6.  Pao Sheng Ta Ti (保生大帝), the “God of Medicine,” the “Great Emperor Who Protects Life.” Also called Ta Tao Kung,  he is revered for his ability to cure the sick. Regarded by the people of Taiwan as the patron deity of native medicine, Pao Sheng was a legendary physician of the 10th century A.D. his fame spread after he healed an ailing empress. Pao Sheng’s image, easily confused with that of other deities, usually depicts him as a seated, benign, bearded mandarin accompanied by two of his 36 warrior aides, or occasionally by youths each carrying a box of medicinal herbs. Pao Sheng is the main deity in about 140 of Taiwan’s temples, chiefly in Fukienese communities around Yunlin and Tainan. He does not appear in temples of the Cantonese ethnic minority. His birthday is celebrated on the 15th day of the third lunar month. In addition, the tiger has been a powerful symbol in Chinese culture since ancient times. The tiger spirit eventually became a part of religious worship. According to legend, there was once a black tiger which ate a woman. However, she became stuck in his throat. The tiger could neither swallow the woman, nor spit her up. The God of Medicine saw the tiger’s predicament, and took pity on him. He helped the tiger get the woman out of his throat, but made the tiger promise to follow him, and not commit any more evil deeds. Later, the tiger is known as General Black Tiger (虎爺). It is believed that he can help cure the mumps. The parent of a child suffering from mumps is supposed to rub a piece of spirit money under the neck of the tiger spirit. Bandaging this to the neck of the child is supposed to bring a complete cure.

7. Ma Tsu (媽祖), also known as Tien Shang Sheng Mu (天上聖母) or Tien Hou (天后). She is an exceedingly popular figure throughout Taiwan. Legend claims that she was the daughter of a 9th-century Fukien fisherman named Lin. One day, her father and two brothers were caught in a typhoon at sea. The girl, asleep at home, left her body during a dream and appeared from out of the clouds above the boat. She grasped her two brothers with her hands and her father with her teeth. Unfortunately, the mother at home kept asking the body of the sleeping girl what was happening. In desperation, Miss Lin answered, but in doing so lost her grip of her father. Miss Lin died at the early age of 20 and some believe she was deified by the Emperor of China. She became the patron deity of sailors, but evolved into a goddess to whom any problem could be put.

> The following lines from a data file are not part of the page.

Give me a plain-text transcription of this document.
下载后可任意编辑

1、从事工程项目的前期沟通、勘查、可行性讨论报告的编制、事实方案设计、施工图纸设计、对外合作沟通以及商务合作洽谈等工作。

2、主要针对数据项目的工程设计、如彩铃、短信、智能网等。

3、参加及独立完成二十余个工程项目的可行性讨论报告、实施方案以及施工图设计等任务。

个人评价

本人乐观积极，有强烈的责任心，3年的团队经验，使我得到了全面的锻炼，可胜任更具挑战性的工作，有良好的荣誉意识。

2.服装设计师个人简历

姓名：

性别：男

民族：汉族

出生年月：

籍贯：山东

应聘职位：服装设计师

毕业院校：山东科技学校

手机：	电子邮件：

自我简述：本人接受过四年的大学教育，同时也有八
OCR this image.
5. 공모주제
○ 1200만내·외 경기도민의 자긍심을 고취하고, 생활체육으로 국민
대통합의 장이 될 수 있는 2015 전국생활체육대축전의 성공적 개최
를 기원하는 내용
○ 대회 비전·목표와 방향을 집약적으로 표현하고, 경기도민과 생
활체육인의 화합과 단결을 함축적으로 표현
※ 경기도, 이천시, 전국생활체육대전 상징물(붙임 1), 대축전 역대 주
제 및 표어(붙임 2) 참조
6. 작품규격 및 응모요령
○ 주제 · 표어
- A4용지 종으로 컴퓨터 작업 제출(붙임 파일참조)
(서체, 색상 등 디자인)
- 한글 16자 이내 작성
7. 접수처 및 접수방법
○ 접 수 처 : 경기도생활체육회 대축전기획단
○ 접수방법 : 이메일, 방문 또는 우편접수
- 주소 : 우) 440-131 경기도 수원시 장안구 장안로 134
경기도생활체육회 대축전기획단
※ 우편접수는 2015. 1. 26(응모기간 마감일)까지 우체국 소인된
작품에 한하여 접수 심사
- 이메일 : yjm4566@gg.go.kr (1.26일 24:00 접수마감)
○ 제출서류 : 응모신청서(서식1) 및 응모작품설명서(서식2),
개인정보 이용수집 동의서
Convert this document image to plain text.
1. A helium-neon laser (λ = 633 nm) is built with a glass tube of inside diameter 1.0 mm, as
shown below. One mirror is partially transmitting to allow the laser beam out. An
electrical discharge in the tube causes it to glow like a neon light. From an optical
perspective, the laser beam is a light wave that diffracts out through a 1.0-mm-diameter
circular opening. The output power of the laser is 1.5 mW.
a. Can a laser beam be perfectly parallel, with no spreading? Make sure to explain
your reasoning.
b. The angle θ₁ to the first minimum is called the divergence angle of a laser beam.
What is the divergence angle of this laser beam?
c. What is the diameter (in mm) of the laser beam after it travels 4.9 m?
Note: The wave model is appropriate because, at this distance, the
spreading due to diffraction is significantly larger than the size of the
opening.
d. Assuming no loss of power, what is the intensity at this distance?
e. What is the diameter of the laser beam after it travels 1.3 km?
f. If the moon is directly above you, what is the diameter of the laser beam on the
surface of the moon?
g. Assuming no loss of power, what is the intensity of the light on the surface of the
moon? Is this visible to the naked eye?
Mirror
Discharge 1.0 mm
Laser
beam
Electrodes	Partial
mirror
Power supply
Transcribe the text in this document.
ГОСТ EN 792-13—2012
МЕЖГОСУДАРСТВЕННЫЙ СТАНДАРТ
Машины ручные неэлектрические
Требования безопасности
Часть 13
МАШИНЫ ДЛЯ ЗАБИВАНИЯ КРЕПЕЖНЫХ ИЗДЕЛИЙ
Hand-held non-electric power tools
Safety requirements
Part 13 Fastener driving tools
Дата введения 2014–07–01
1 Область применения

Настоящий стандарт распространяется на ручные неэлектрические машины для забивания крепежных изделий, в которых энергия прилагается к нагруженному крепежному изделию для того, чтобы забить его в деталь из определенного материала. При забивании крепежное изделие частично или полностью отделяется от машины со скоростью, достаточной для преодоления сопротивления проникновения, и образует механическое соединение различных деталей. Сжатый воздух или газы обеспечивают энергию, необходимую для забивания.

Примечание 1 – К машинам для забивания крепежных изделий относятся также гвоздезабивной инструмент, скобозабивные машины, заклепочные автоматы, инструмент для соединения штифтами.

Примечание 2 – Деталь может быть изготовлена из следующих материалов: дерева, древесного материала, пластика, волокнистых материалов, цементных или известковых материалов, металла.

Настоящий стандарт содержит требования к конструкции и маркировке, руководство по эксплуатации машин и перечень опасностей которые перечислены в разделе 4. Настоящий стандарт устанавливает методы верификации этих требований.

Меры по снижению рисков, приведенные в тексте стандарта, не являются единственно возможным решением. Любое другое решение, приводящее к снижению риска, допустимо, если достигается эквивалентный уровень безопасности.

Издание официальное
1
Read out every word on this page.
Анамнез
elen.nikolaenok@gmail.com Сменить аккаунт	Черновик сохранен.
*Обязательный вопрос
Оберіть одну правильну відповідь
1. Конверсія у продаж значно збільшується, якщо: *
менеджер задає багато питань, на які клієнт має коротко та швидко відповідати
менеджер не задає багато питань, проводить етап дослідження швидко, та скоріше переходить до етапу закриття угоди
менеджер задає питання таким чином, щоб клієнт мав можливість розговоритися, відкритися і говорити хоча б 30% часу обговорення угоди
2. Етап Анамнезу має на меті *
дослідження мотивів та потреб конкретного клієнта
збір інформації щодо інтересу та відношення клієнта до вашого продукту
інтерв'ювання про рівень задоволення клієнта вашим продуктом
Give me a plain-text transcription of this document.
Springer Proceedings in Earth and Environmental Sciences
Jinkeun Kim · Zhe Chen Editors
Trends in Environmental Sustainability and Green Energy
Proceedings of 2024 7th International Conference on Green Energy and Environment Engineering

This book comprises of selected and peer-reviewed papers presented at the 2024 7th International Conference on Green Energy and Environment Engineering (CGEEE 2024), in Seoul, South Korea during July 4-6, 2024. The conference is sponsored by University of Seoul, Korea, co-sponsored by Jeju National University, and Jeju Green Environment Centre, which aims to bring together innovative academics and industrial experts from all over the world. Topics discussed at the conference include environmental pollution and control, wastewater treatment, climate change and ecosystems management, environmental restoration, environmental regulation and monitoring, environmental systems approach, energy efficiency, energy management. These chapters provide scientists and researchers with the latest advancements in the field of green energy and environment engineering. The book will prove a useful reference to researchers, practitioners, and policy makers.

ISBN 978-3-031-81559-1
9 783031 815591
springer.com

Her image is usually that of a seated dowager wearing a flat-topped crown with a bead screen similar to that of the Jade Emperor. She normally holds a scepter in her right arm or a tablet before her chest. There are countless legends of her powers. According to one, Ching Dynasty naval commander Shih Liang landed on Taiwan during a drought. By some miracle, a dry well near a local Matsu temple suddenly turned into a bubbling fountain. There was enough water for all his troops. The Ching Dynasty emperor crowned Matsu “Empress of Heaven” for her help on that occasion. Her two assistants are demons that she subdued and turned into loyal servants: the green Chien Li Yen (千里眼), “Eyes Which See for One Thousand Li (about 300 miles),” and the red Shun Feng Erh (順風耳), “Ears Which Listen for a Favorable Wind.” There are about 375 temples in Taiwan in which Ma Tsu is the principal deity. Among the most important are those at Lukang and Tainan. Her birthday is celebrated on the 23rd day of the third lunar month. There are large parades in all the major ancient port towns, with special theater performances in Peikang and Lukang.